We're at a point in the LLM curve where there's two huge, polarized groups of developers:
- the ones who don't see any value on AI for coding and dismiss it as a fad at every change they get
- the ones who are in love with the new tools and adopting as many as they can on their workflows
I know the arguments of the second bunch well. But very curious about what the "AI is a fad" bunch thinks will happen. Are we going to suddenly realize all these productivity gains people are claiming are all lies and go back to coding by typing characters on emacs and memorizing CS books? Will StackOverflow suddenly return as the most popular source of copy-paste code slop?
> Are we going to suddenly realize all these productivity gains people are claiming are all lies and go back to coding by typing characters on emacs and memorizing CS books?
If you have not learned CS, how do you expect to separate the LLM wheat from the chaff?
> Will StackOverflow suddenly return as the most popular source of copy-paste code slop?
Coding sites manually populated by humans are dead.
> Are we going to suddenly realize all these productivity gains people are claiming are all lies
I'll grant you that many have become adamant that LLMs suddenly, out of the blue, became useful just last week, which is much too soon to have any concrete data for, but coding agents in some shape have been around for quite a while and in the data we have there isn't offering of any suggestion of productivity gains yet.
And I'm not sure many are even claiming that they are more productive, just that the LLMs have allowed them to carry out a task faster. Here's the thing: At least my experience, coding was never the bottleneck. The bottleneck has always been the business people squabbling over what the customers and business need. They haven't yet figured out how to get past their egos.

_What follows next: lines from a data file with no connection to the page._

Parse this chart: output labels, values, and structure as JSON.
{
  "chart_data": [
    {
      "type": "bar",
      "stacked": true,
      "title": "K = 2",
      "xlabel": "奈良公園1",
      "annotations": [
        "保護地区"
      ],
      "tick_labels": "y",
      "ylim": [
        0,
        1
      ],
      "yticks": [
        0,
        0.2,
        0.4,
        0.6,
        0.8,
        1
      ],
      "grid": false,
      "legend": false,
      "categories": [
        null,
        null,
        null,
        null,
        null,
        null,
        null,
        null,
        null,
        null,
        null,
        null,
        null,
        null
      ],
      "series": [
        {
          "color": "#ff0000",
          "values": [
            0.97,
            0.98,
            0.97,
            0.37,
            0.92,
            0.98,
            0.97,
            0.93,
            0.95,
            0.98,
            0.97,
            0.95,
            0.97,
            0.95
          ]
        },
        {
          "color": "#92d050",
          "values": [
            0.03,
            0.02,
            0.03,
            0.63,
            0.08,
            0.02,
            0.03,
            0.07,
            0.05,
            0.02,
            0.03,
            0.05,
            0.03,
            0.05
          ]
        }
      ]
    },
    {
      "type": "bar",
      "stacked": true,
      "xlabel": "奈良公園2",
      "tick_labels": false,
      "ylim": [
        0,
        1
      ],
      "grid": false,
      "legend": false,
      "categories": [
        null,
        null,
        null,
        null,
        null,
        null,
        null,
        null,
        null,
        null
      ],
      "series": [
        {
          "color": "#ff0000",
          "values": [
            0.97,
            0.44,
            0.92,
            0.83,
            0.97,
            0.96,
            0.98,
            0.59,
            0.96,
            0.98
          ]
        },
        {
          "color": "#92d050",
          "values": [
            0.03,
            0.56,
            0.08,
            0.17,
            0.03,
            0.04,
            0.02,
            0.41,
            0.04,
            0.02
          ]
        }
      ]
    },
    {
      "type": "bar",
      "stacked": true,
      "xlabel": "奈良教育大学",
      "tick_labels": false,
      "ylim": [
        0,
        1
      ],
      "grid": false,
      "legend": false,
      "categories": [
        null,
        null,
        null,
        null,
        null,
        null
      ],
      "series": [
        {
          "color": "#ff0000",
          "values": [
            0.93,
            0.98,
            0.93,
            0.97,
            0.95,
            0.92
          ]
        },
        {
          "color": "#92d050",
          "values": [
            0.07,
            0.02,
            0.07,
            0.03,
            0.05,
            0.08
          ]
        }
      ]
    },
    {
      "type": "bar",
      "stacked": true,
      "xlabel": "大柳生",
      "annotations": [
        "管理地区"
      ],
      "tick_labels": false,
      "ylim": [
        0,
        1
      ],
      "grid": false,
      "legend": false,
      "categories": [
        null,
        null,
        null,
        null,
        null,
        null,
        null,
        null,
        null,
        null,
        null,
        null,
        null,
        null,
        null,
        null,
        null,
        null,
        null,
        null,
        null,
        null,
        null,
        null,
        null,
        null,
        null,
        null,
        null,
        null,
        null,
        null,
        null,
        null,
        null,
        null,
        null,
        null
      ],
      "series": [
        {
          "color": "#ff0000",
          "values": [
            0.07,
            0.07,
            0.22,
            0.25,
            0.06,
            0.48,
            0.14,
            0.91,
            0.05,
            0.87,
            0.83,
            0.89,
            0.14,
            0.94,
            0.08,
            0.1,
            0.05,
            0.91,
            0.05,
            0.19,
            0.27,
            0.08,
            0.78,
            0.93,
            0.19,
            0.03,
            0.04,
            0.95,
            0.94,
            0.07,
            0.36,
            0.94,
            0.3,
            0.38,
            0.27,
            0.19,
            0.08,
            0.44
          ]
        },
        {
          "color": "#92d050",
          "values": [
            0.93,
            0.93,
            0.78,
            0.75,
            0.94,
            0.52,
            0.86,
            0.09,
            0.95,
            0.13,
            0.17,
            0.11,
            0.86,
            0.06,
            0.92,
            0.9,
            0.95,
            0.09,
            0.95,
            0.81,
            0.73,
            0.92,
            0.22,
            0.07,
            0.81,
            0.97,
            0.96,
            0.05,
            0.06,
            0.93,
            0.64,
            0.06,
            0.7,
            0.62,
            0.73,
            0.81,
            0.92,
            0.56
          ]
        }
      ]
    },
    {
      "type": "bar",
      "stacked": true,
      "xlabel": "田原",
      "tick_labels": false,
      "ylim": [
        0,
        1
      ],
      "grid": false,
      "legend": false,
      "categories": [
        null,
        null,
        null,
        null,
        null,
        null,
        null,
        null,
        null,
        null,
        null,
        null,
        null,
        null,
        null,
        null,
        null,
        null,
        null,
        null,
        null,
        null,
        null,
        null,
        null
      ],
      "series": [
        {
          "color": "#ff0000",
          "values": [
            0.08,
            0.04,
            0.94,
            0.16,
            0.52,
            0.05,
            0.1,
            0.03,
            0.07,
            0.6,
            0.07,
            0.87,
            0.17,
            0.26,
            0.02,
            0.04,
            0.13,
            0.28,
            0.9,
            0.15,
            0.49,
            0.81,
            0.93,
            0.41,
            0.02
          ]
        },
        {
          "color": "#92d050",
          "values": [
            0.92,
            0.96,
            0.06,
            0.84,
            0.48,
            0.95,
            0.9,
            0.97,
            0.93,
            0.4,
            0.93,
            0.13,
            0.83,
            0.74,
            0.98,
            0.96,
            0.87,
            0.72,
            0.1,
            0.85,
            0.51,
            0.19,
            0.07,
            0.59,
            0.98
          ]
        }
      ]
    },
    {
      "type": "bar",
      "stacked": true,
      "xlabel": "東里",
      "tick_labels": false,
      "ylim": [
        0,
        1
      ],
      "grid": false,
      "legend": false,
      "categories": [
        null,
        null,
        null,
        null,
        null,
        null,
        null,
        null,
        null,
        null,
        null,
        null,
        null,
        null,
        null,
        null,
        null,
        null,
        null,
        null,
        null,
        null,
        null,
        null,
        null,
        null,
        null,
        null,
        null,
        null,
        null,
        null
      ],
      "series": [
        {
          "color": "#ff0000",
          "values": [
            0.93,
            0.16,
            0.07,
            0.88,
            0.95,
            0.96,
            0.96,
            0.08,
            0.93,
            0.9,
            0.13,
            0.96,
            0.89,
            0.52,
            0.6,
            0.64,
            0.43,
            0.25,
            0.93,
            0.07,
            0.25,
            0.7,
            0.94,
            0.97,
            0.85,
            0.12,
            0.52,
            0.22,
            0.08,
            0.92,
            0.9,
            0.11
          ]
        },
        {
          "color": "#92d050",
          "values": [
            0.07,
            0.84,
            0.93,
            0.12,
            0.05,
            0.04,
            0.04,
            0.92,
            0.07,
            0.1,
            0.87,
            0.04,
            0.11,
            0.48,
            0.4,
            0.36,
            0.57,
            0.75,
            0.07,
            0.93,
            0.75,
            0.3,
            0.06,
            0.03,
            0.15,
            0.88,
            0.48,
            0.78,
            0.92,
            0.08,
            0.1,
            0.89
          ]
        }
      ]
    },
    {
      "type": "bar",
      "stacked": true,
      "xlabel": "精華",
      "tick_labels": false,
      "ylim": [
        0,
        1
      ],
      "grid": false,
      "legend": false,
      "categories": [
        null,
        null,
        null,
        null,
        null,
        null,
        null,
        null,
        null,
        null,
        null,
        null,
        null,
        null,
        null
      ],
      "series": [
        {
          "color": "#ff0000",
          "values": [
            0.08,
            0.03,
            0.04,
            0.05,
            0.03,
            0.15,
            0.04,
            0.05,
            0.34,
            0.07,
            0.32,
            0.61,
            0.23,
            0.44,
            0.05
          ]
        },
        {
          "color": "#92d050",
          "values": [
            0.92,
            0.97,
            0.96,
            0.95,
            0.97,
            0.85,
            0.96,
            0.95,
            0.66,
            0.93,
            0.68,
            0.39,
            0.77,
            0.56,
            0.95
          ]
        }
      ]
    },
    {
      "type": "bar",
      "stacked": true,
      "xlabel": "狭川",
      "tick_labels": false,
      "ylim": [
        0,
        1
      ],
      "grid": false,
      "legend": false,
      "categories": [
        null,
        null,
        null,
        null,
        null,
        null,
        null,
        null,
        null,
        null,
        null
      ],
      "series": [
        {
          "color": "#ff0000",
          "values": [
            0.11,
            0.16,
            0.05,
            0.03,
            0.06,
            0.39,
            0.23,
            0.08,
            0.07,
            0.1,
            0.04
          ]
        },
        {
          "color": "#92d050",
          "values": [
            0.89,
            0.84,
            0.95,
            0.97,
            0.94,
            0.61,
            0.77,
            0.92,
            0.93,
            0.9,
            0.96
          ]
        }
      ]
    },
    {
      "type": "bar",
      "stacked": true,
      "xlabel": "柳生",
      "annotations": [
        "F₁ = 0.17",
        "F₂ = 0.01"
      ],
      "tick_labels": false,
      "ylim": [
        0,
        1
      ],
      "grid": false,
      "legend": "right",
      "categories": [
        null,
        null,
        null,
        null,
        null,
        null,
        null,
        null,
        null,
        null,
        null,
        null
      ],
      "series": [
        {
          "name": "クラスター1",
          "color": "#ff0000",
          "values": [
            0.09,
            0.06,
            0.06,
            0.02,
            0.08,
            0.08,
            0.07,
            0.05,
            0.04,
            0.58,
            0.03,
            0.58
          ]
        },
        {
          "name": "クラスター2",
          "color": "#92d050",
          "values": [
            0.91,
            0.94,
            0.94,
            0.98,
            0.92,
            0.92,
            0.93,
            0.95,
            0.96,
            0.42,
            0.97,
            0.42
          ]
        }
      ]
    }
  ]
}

The most promise for productivity seems to be from lone startup founders who aren't constrained by the squabbling found in a larger organization and can now get more done thanks to the task shortening. However, the economic conditions are not favourable to that environment right now. Consumers are feeling tapped out, marketing has become way harder, and, even when everything else is in place, nobody is going to consider your "SaaS" when they believe the foundational LLMs will be able to do the same thing tomorrow.
At first I was grumpy that the artisanal part of programming would go away. Now Im just happy to be giving my hands a break from RSI.